I died today.
It was a bittersweet moment as I took my last breath, exhaling everything that crippled throughout my past. Within the last few moments of 11:59 pm, November 24th of 2016, I see everything flash before me. The mountains I’ve climbed, the barriers I’ve broken. And needless to say, I’m incredibly proud of myself.
I found myself grinning from ear to ear.
Then, I died.
The clock struck 12 am, November 25th of 2016 and I died.
I turned 18 today. And although some may call me crazy for considering a birthday a death date, it all makes sense within the premises of my brain.
You see, the milestone of turning 18 has a different meaning to everyone. For most, it’s the year they officially become an adult. They can buy cigarettes, lottery tickets, spray paint, and sharpies. They can vote. They can make their own doctor’s appointments (not that they will.) And while yes, all of these reasons are still true, the year of turning 18 has a totally different meaning for me.
I’m not proposing that I should run amuck with red, white, and blue sparklers while flying on a bald eagle. Not that kind of freedom. But instead, freedom from everything that has held me back in the past 18 years. I feel as if this is exactly how a prisoner feels once being released into the sunlight for the first time.
No longer am I restrained by cold, steel bars of a jail cell. Rather, I can run as fast as my feet can carry me as the wind flows through my hair, my feet flopping against the dark pavement.
I’ve been waiting for this age for such a long and weary time. 18 means freedom. 18 means I’m free of being controlled legally by someone who wanted nothing more to do with me than to control my life.

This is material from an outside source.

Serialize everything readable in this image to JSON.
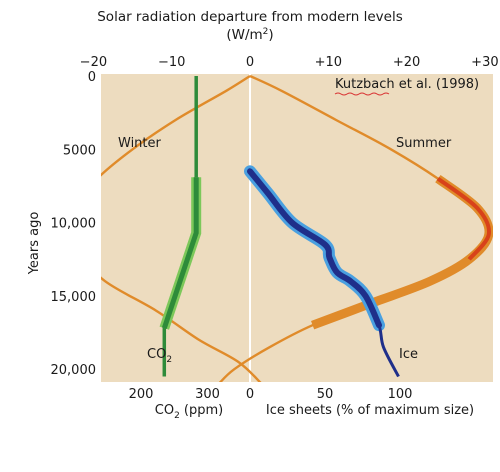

I died today because I no longer have to be that person, surrounded with fear and unstable surroundings.
I feel secure, stable, and most importantly, I feel blessed. How beautiful of a life this is.
For the past years of my life, I’ve lived in fear that everything I have could be ripped from my reach at any point. It was highly possible. As long as I can remember, it had been me counting down the days until I was finally free from my father. Until 18 finally made its’ way into the picture. And here it is.
My, is it lovely.
I woke up to a different point of view today, because no longer was there a heavy weight on my shoulders. I don’t have to worry any longer. I’ve always told myself “He can’t hurt me anymore.” But now, he really can’t hurt me.
Everything, from this point forward, is up to me. I choose. I choose happiness instead of fear.
I feel lucky to say the least. There have been dark times. I owe almost everything to the Hilson/Hill/LeBeouf family for being the light at the end of the tunnel for me. Also my mother, sister, and brother were the ones who stuck through my entire life. I thought that whenever the majority of my family left, I’d be left with only a handful of people. However, with the loss of them, I gained a family ten times better than the one I lost.
For that I am eternally grateful.
I used to think of my life, and back into a corner. Things weren’t in the cards for me, because I was constantly being controlled by someone who wasn’t even physically around.
Anything can be in the cards for me now. I am in control of my own life.
The biggest part of this birthday for me is seeing that I made it. I did it. Unless you’ve struggled to stay breathing, you won’t fully comprehend the gravity of another birthday. 365 more days of breathing. Sure, it’s the simplest task known to man. I take my life breath by breath. There’s not much else we can do. Change overwhelms us. So I take it breath by breath by breath by breath.
18 years of breathing. That’s one hell of an accomplishment, I’ll say.
Today marks a new chapter in my life. I’m the author of my own story, so I’ve decided to name this chapter “Free” for obvious reasons.
Who knows what the next 365 days of breathing have to offer me? Maybe it’s phenomenal. Maybe it’s horrific. Maybe we just get through it, and that’s all we can really wish for.
Like I said, all we can do is keep breathing.
Welcome, 18. I’ve been waiting for you.